TAD: I got an idea the other day when I was checking out at Walmart. I was trying not to snap. I was relieved because I was finally checking out. I knew I was five minutes away from getting out of there. The cashier mumbled some sort of greeting to me. I could barely hear it. I think it was her effort at being personable. A guy in a Walmart shirt was standing nearby watching us who I thought might've been her manager. You know, he had the walkie-talkie and the lanyard. Maybe I was reading into things, but it looked like they might have had multiple extremely uncomfortable and irritating conversations about how she needed to be more personable with customers. I responded to her greeting by saying in a genuinely pleasant way, "Good, how are you?" She glanced up at me and with dead, medicated eyes, and she says, "Fantastic." She said it like I was an a**hole for being genuinely pleasant.

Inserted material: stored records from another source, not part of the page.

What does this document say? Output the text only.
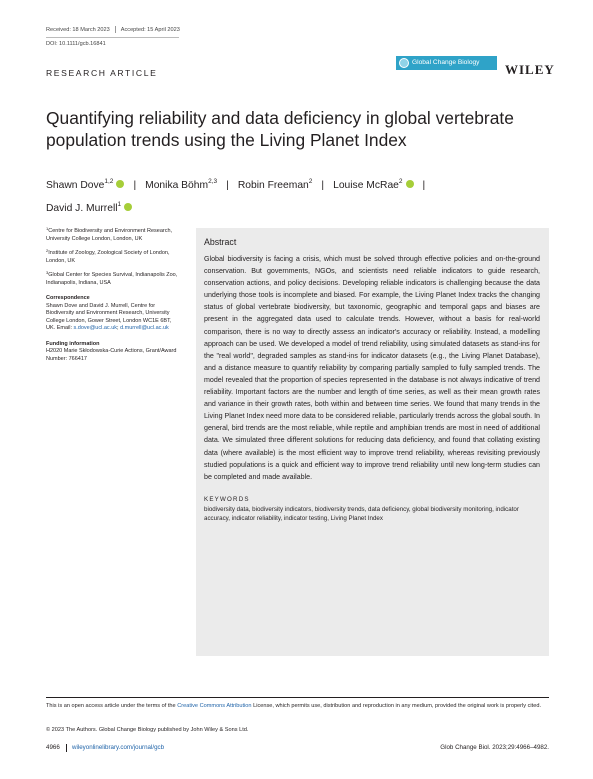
Received: 18 March 2023 Accepted: 15 April 2023
DOI: 10.1111/gcb.16841
RESEARCH ARTICLE
Global Change Biology	WILEY
Quantifying reliability and data deficiency in global vertebrate population trends using the Living Planet Index
Shawn Dove$^{1,2}$ | Monika Böhm$^{2,3}$ | Robin Freeman$^2$ | Louise McRae$^2$ |
David J. Murrell$^1$
$^1$Centre for Biodiversity and Environment Research, University College London, London, UK
$^2$Institute of Zoology, Zoological Society of London, London, UK
$^3$Global Center for Species Survival, Indianapolis Zoo, Indianapolis, Indiana, USA
Correspondence
Shawn Dove and David J. Murrell, Centre for Biodiversity and Environment Research, University College London, Gower Street, London WC1E 6BT, UK. Email: s.dove@ucl.ac.uk; d.murrell@ucl.ac.uk
Funding information
H2020 Marie Skłodowska-Curie Actions, Grant/Award Number: 766417
Abstract
Global biodiversity is facing a crisis, which must be solved through effective policies and on-the-ground conservation. But governments, NGOs, and scientists need reliable indicators to guide research, conservation actions, and policy decisions. Developing reliable indicators is challenging because the data underlying those tools is incomplete and biased. For example, the Living Planet Index tracks the changing status of global vertebrate biodiversity, but taxonomic, geographic and temporal gaps and biases are present in the aggregated data used to calculate trends. However, without a basis for real-world comparison, there is no way to directly assess an indicator's accuracy or reliability. Instead, a modelling approach can be used. We developed a model of trend reliability, using simulated datasets as stand-ins for the "real world", degraded samples as stand-ins for indicator datasets (e.g., the Living Planet Database), and a distance measure to quantify reliability by comparing partially sampled to fully sampled trends. The model revealed that the proportion of species represented in the database is not always indicative of trend reliability. Important factors are the number and length of time series, as well as their mean growth rates and variance in their growth rates, both within and between time series. We found that many trends in the Living Planet Index need more data to be considered reliable, particularly trends across the global south. In general, bird trends are the most reliable, while reptile and amphibian trends are most in need of additional data. We simulated three different solutions for reducing data deficiency, and found that collating existing data (where available) is the most efficient way to improve trend reliability, whereas revisiting previously studied populations is a quick and efficient way to improve trend reliability until new long-term studies can be completed and made available.
KEYWORDS
biodiversity data, biodiversity indicators, biodiversity trends, data deficiency, global biodiversity monitoring, indicator accuracy, indicator reliability, indicator testing, Living Planet Index
This is an open access article under the terms of the Creative Commons Attribution License, which permits use, distribution and reproduction in any medium, provided the original work is properly cited.
© 2023 The Authors. Global Change Biology published by John Wiley & Sons Ltd.
4966 wileyonlinelibrary.com/journal/gcb	Glob Change Biol. 2023;29:4966–4982.
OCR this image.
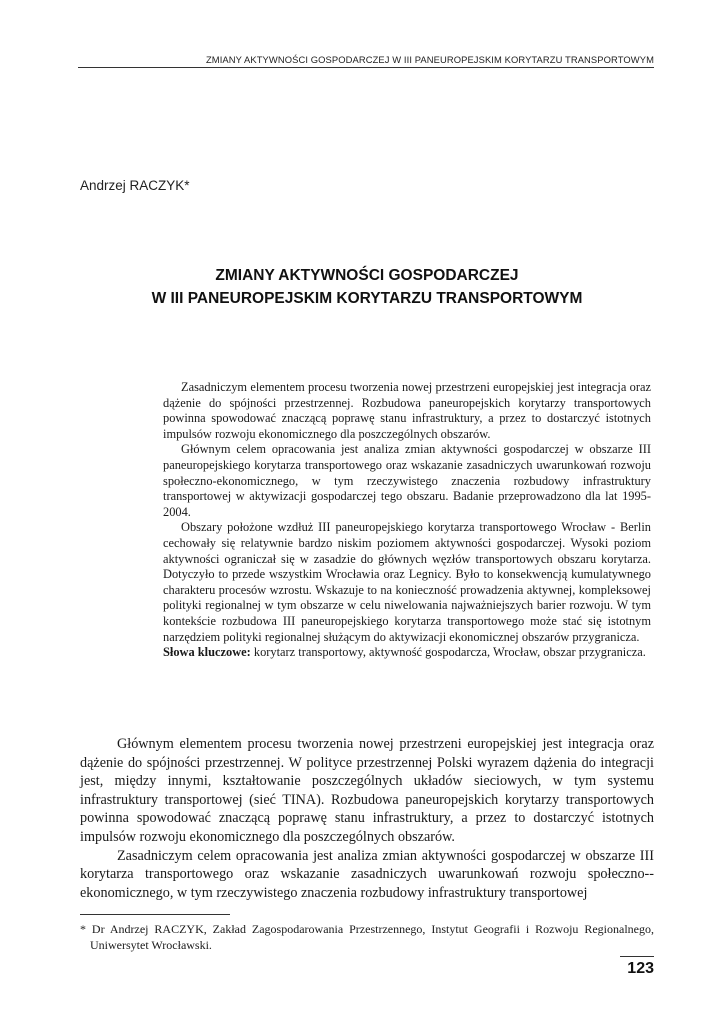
ZMIANY AKTYWNOŚCI GOSPODARCZEJ W III PANEUROPEJSKIM KORYTARZU TRANSPORTOWYM
Andrzej RACZYK*
ZMIANY AKTYWNOŚCI GOSPODARCZEJ
W III PANEUROPEJSKIM KORYTARZU TRANSPORTOWYM

Zasadniczym elementem procesu tworzenia nowej przestrzeni europejskiej jest integracja oraz dążenie do spójności przestrzennej. Rozbudowa paneuropejskich korytarzy transportowych powinna spowodować znaczącą poprawę stanu infrastruktury, a przez to dostarczyć istotnych impulsów rozwoju ekonomicznego dla poszczególnych obszarów.

Głównym celem opracowania jest analiza zmian aktywności gospodarczej w obszarze III paneuropejskiego korytarza transportowego oraz wskazanie zasadniczych uwarunkowań rozwoju społeczno-ekonomicznego, w tym rzeczywistego znaczenia rozbudowy infrastruktury transportowej w aktywizacji gospodarczej tego obszaru. Badanie przeprowadzono dla lat 1995-2004.

Obszary położone wzdłuż III paneuropejskiego korytarza transportowego Wrocław - Berlin cechowały się relatywnie bardzo niskim poziomem aktywności gospodarczej. Wysoki poziom aktywności ograniczał się w zasadzie do głównych węzłów transportowych obszaru korytarza. Dotyczyło to przede wszystkim Wrocławia oraz Legnicy. Było to konsekwencją kumulatywnego charakteru procesów wzrostu. Wskazuje to na konieczność prowadzenia aktywnej, kompleksowej polityki regionalnej w tym obszarze w celu niwelowania najważniejszych barier rozwoju. W tym kontekście rozbudowa III paneuropejskiego korytarza transportowego może stać się istotnym narzędziem polityki regionalnej służącym do aktywizacji ekonomicznej obszarów przygranicza.

Słowa kluczowe: korytarz transportowy, aktywność gospodarcza, Wrocław, obszar przygranicza.

Głównym elementem procesu tworzenia nowej przestrzeni europejskiej jest integracja oraz dążenie do spójności przestrzennej. W polityce przestrzennej Polski wyrazem dążenia do integracji jest, między innymi, kształtowanie poszczególnych układów sieciowych, w tym systemu infrastruktury transportowej (sieć TINA). Rozbudowa paneuropejskich korytarzy transportowych powinna spowodować znaczącą poprawę stanu infrastruktury, a przez to dostarczyć istotnych impulsów rozwoju ekonomicznego dla poszczególnych obszarów.

Zasadniczym celem opracowania jest analiza zmian aktywności gospodarczej w obszarze III korytarza transportowego oraz wskazanie zasadniczych uwarunkowań rozwoju społeczno--ekonomicznego, w tym rzeczywistego znaczenia rozbudowy infrastruktury transportowej

* Dr Andrzej RACZYK, Zakład Zagospodarowania Przestrzennego, Instytut Geografii i Rozwoju Regionalnego, Uniwersytet Wrocławski.

123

AARON: (laughing) That's awesome.

TAD: That's when the idea came to me. I think there should be some sort of check on everyone's power in the store whether customer or employee. For instance, at check-out when you slide your card. You get two options. Debit or credit. There should be three options. Debit, credit, or ejection. Everyone would know that they need to be civil and pleasant while they are in that place. If the customer was being a jerk, all the cashier would need to do is look at him, say "Really?" then hit the ejection button. That customer would get ejected right out of the store. At a high rate of speed. There could be some sort of concealed hydraulic air-bag type launcher built into the check-out area somewhere. The next guy in line would watch this jerk sailing through the roof and think, "I'm not gonna be a jerk. That guy just got launched right into the middle of next week for being a jerk. I don't want to get launched into the middle of next week. Then I'd be stuck in the middle of next week with that jerk."

AARON: Nice.

TAD: The same would go for the customer. If the cashier copped an attitude because the customer didn't wrap the chicken in an extra plastic bag or bought some kind of rare vegetable which the cashier had to look up in the special book of UPC codes, then the customer could simply slide his card and select eject. The cashier would then get ejected into the middle of next week for being a jerk. The other cashiers would think, "I'm not gonna be a jerk. I'm going to be genuinely pleasant to the customers. I'm going to look up the UPC code in my book and type it in without complaining.

AARON: Customer and employee satisfaction would go through the roof.

TAD: (almost whispering) Literally.

AARON: All the people who got launched into the middle of next week could then be forced to perform community service projects in order to get released from the middle of next week. They would have to do dishes, shovel snow, mow lawns, and take the trash out for families who had kids in the pediatric cancer center. Stuff like that.

TAD: Exactly. We just solved some of the world's problems. Me and you.

AARON: I needed this talk.

TAD: Me too. Just what I needed.

AARON: I think I'm ready to drive home.

TAD: I'm going to get that slow cooker fired up.

AARON and TAD hand the BARTENDER cash.

BARTENDER: Thanks, guys!

TAD: (genuinely pleasant) No, thank you.